Dear all,
I wonder what you think of on a Sunday straight after the Benediction. You have received by faith God’s declaration of blessing…then what?
The lunch needs to be put on, the work that’s looming on Monday, I’m starving, the children are driving me mad, what was that preacher on about…
Occasionally, I preach in churches where there is a stillness and silence, no one speaks for a time and there is a slight awkwardness as the Minister makes his way to the back before the piano or organ plays. I used to think that this was because of the powerful sermon that I had just preached, but it just turns out that this is their pattern. No one really knows when to move! It is a good thing where people take time to pray and reflect on what they have heard. However, I don’t think it is mandated in the bible that we have a period of silence after the Benediction and it has never been our practice at IPC Ealing. After the Benediction, the pronouncement of God’s blessing upon his people, there is normally the joy of people talking together and children racing for biscuits.
However, we all know that it is really easy for people to slip out of church quietly, for folk to want to come to church anonymously, to get into the habit of not really engaging with anyone, coming, sitting, hearing, consuming but not having meaningful contact with anyone in the church.
A little bit like when we are in the supermarket and we have the choice of the self service check out or going to the till with a real life human being on it. Tragically, many of us will choose the non human option and disappear from the shop as quickly as possible. There is something in us that wants to remain anonymous.
I want to encourage us to use this time immediately after the service, to be thinking of others. At the moment in church life, and for the last year or so, we have had an unusual amount of visitors. They have come for all sorts of diverse reasons. Some have moved into the area and decided to come to church, others have come in the most random ways. I’m always amazed and humbled as to how and why people come to us. It is often completely independent of what we are doing in seeking to reach out. God teaches us the lesson again and again that he is the church builder.
It is one of the reasons why those who do the ‘welcoming and greeting’ have such an important ministry.
Each week we pray for, and are genuinely pleased when, people come to church. Surely it is a good thing to show and express that to them.
I am not talking about what it is like when we go into shops and are greeted with, ‘How’s it going? Let me know if I can help you?’ Or even worse when they compliment you to set you off guard and engage you by saying ‘nice hat’.
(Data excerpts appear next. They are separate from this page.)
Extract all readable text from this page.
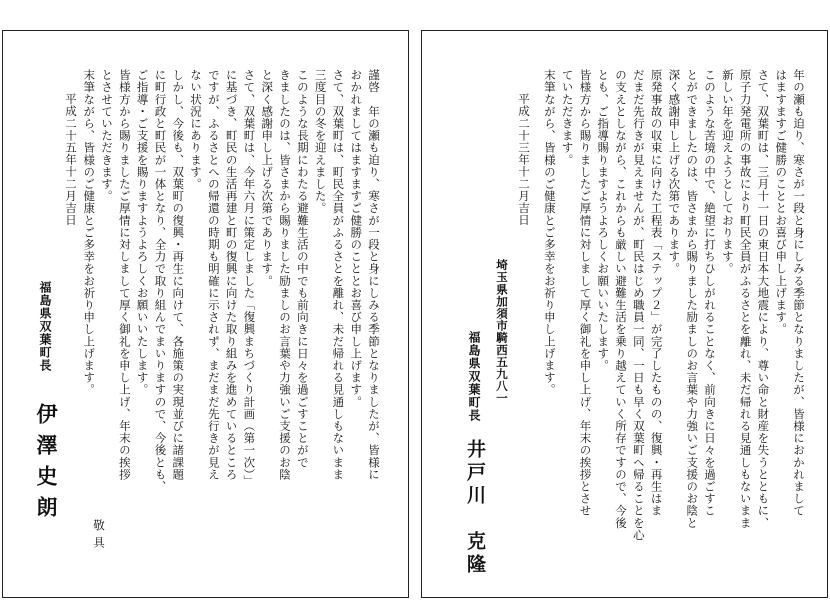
謹啓　年の瀬も迫り、寒さが一段と身にしみる季節となりましたが、皆様に
おかれましてはますますご健勝のこととお喜び申し上げます。
さて、双葉町は、町民全員がふるさとを離れ、未だ帰れる見通しもないまま
三度目の冬を迎えました。
このような長期にわたる避難生活の中でも前向きに日々を過ごすことがで
きましたのは、皆さまから賜りました励ましのお言葉や力強いご支援のお陰
と深く感謝申し上げる次第であります。
さて、双葉町は、今年六月に策定しました「復興まちづくり計画（第一次）」
に基づき、町民の生活再建と町の復興に向けた取り組みを進めているところ
ですが、ふるさとへの帰還の時期も明確に示されず、まだまだ先行きが見え
ない状況にあります。
しかし、今後も、双葉町の復興・再生に向けて、各施策の実現並びに諸課題
に町行政と町民が一体となり、全力で取り組んでまいりますので、今後とも、
ご指導・ご支援を賜りますようよろしくお願いいたします。
皆様方から賜りましたご厚情に対しまして厚く御礼を申し上げ、年末の挨拶
とさせていただきます。
末筆ながら、皆様のご健康とご多幸をお祈り申し上げます。
敬具
平成二十五年十二月吉日
福島県双葉町長
伊澤史朗	年の瀬も迫り、寒さが一段と身にしみる季節となりましたが、皆様におかれまして
はますますご健勝のこととお喜び申し上げます。
さて、双葉町は、三月十一日の東日本大地震により、尊い命と財産を失うとともに、
原子力発電所の事故により町民全員がふるさとを離れ、未だ帰れる見通しもないまま
新しい年を迎えようとしております。
このような苦境の中で、絶望に打ちひしがれることなく、前向きに日々を過ごすこ
とができましたのは、皆さまから賜りました励ましのお言葉や力強いご支援のお陰と
深く感謝申し上げる次第であります。
原発事故の収束に向けた工程表「ステップ２」が完了したものの、復興・再生はま
だまだ先行きが見えませんが、町民はじめ職員一同、一日も早く双葉町へ帰ることを心
の支えとしながら、これからも厳しい避難生活を乗り越えていく所存ですので、今後
とも、ご指導賜りますようよろしくお願いいたします。
皆様方から賜りましたご厚情に対しまして厚く御礼を申し上げ、年末の挨拶とさせ
ていただきます。
末筆ながら、皆様のご健康とご多幸をお祈り申し上げます。
平成二十三年十二月吉日
埼玉県加須市騎西五九八一
福島県双葉町長
井戸川　克隆
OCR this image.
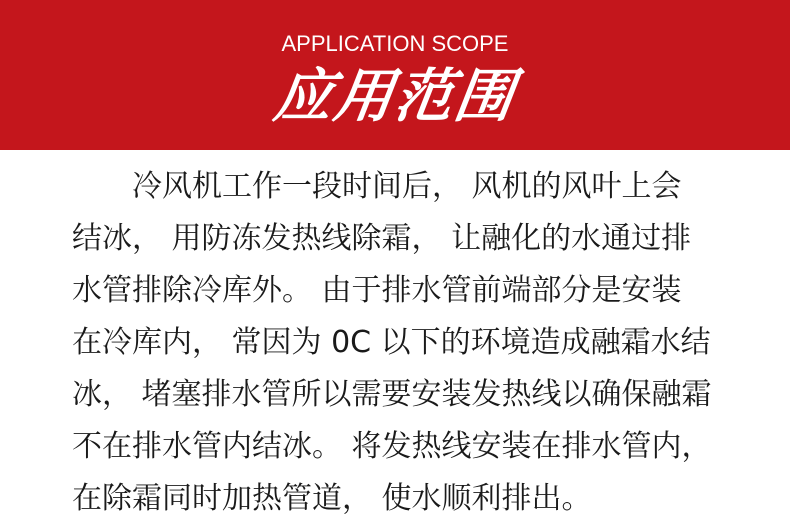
APPLICATION SCOPE
应用范围
冷风机工作一段时间后， 风机的风叶上会
结冰， 用防冻发热线除霜， 让融化的水通过排
水管排除冷库外。 由于排水管前端部分是安装
在冷库内， 常因为 0C 以下的环境造成融霜水结
冰， 堵塞排水管所以需要安装发热线以确保融霜
不在排水管内结冰。 将发热线安装在排水管内，
在除霜同时加热管道， 使水顺利排出。
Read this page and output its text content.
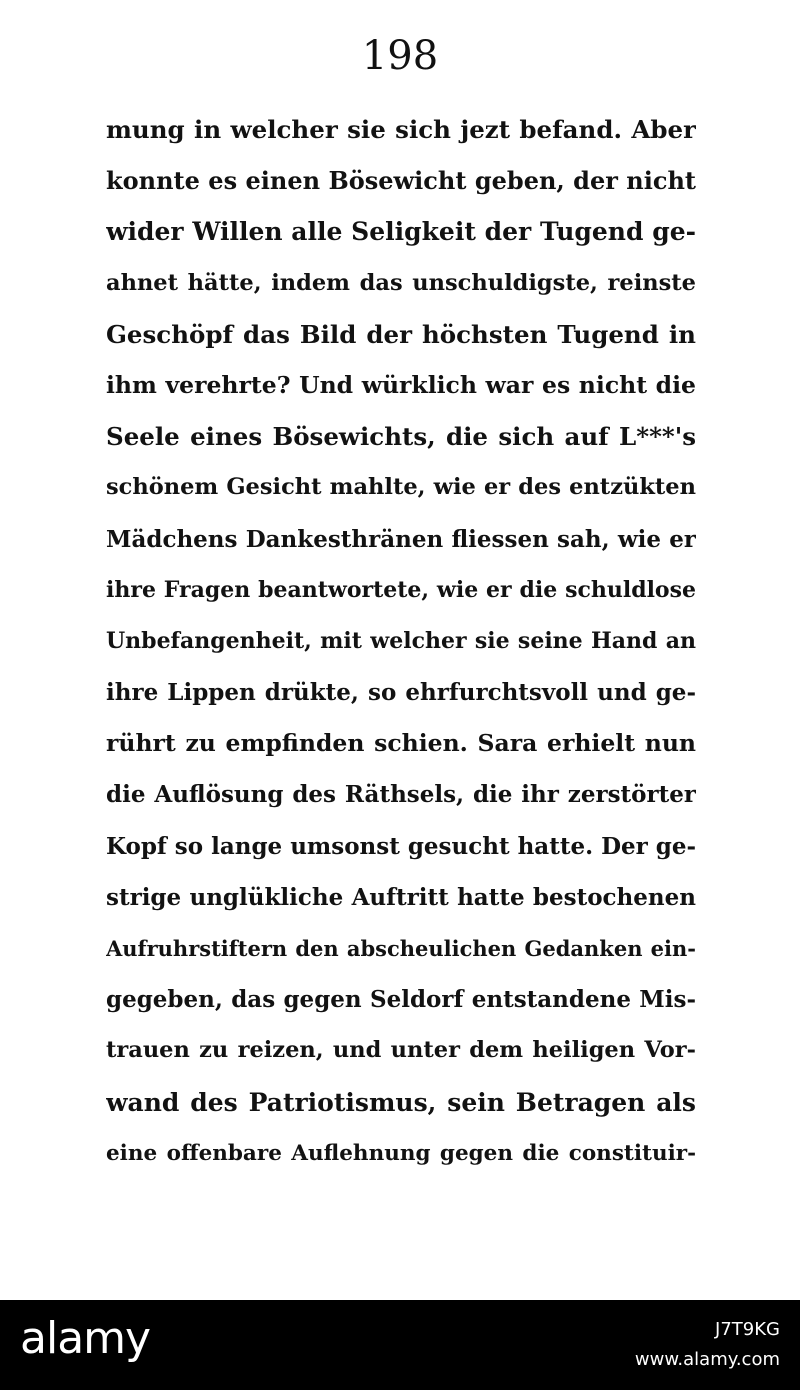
198
mung in welcher sie sich jezt befand. Aber
konnte es einen Bösewicht geben, der nicht
wider Willen alle Seligkeit der Tugend ge-
ahnet hätte, indem das unschuldigste, reinste
Geschöpf das Bild der höchsten Tugend in
ihm verehrte? Und würklich war es nicht die
Seele eines Bösewichts, die sich auf L***'s
schönem Gesicht mahlte, wie er des entzükten
Mädchens Dankesthränen fliessen sah, wie er
ihre Fragen beantwortete, wie er die schuldlose
Unbefangenheit, mit welcher sie seine Hand an
ihre Lippen drükte, so ehrfurchtsvoll und ge-
rührt zu empfinden schien. Sara erhielt nun
die Auflösung des Räthsels, die ihr zerstörter
Kopf so lange umsonst gesucht hatte. Der ge-
strige unglükliche Auftritt hatte bestochenen
Aufruhrstiftern den abscheulichen Gedanken ein-
gegeben, das gegen Seldorf entstandene Mis-
trauen zu reizen, und unter dem heiligen Vor-
wand des Patriotismus, sein Betragen als
eine offenbare Auflehnung gegen die constituir-
alamy	J7T9KG
www.alamy.com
We want people to come to know God as their Father. We believe that Jesus Christ is the Saviour of the world and he is calling out people from every tribe and tongue and nation (Revelation 7:9). All sorts of people from all sorts of places are being brought into the family of God. People who are like me and people who are very unlike me. So when it comes to Christ’s church, I am to be welcoming of all. There is something very unChristlike when you go into a church and everyone is exactly the same. It is one of the tragedies of London churches where there are different services for different types of people – young families in the morning, older families with teens who like to play sports on Sunday mornings so have their own service late afternoon, twenty and thirty somethings looking for love on Sunday nights. The church gets segregated, and people never actually get to meet one another or be in one another’s homes. The true family of God will be and must be diverse and so it is important that we welcome all sorts of people to our church and hang around to meet them.
We all have different personalities. Some of us are more outgoing than others and most of us find speaking to people we don’t know slightly unnerving. Even our language in calling people we don’t know ‘strangers’ encapsulates is. There is something very powerful in someone quiet, or someone speaking in their second language, nervously welcoming someone else.
The term social anxiety is used more and more in our culture. Covid and online life brought it to the fore, and yet the Bible envisages our gatherings together to be warm in affection, that we express joy in God and in one another. Five times the New Testament tells us to greet one another with a holy kiss – (Romans 16:16, 1 Corinthians 16:20, 2 Corinthians 13:12, 1 Thessalonians 5:26 1 Peter 5:14). Culturally of course this will look different. JB Phillips famously said in his translation of ‘greet with one another with a holy kiss’, ‘give a hearty handshake all round’.
So can I encourage you, at the end of services, look around at the people sitting next to you, or behind you, or in front. Express to them it’s good to see them and if you’ve not met them before, introduce yourself. It is awkward I know, but really powerful. God has brought them to church and he could use you in bringing them into his family.
For those of us in the church, we all need encouragement. Paul, in his letters, expresses thankfulness for his brothers and sisters. Even saying how thankful we are for one another is a powerful spur to keep going in the Christian life.
If you are reading this and are in the habit of running away after church – can I plead with you to stop running! Allowing yourself to know and be known is part of the Christian life.
Of course, all of this is grounded in a Welcoming God – A God who welcomes sinners, who runs to the prodigal son, who rejoices in sinners returning home, a friend of sinners. A God who in the person of his son, calls us to himself.
When we welcome and greet one another, we are being God like.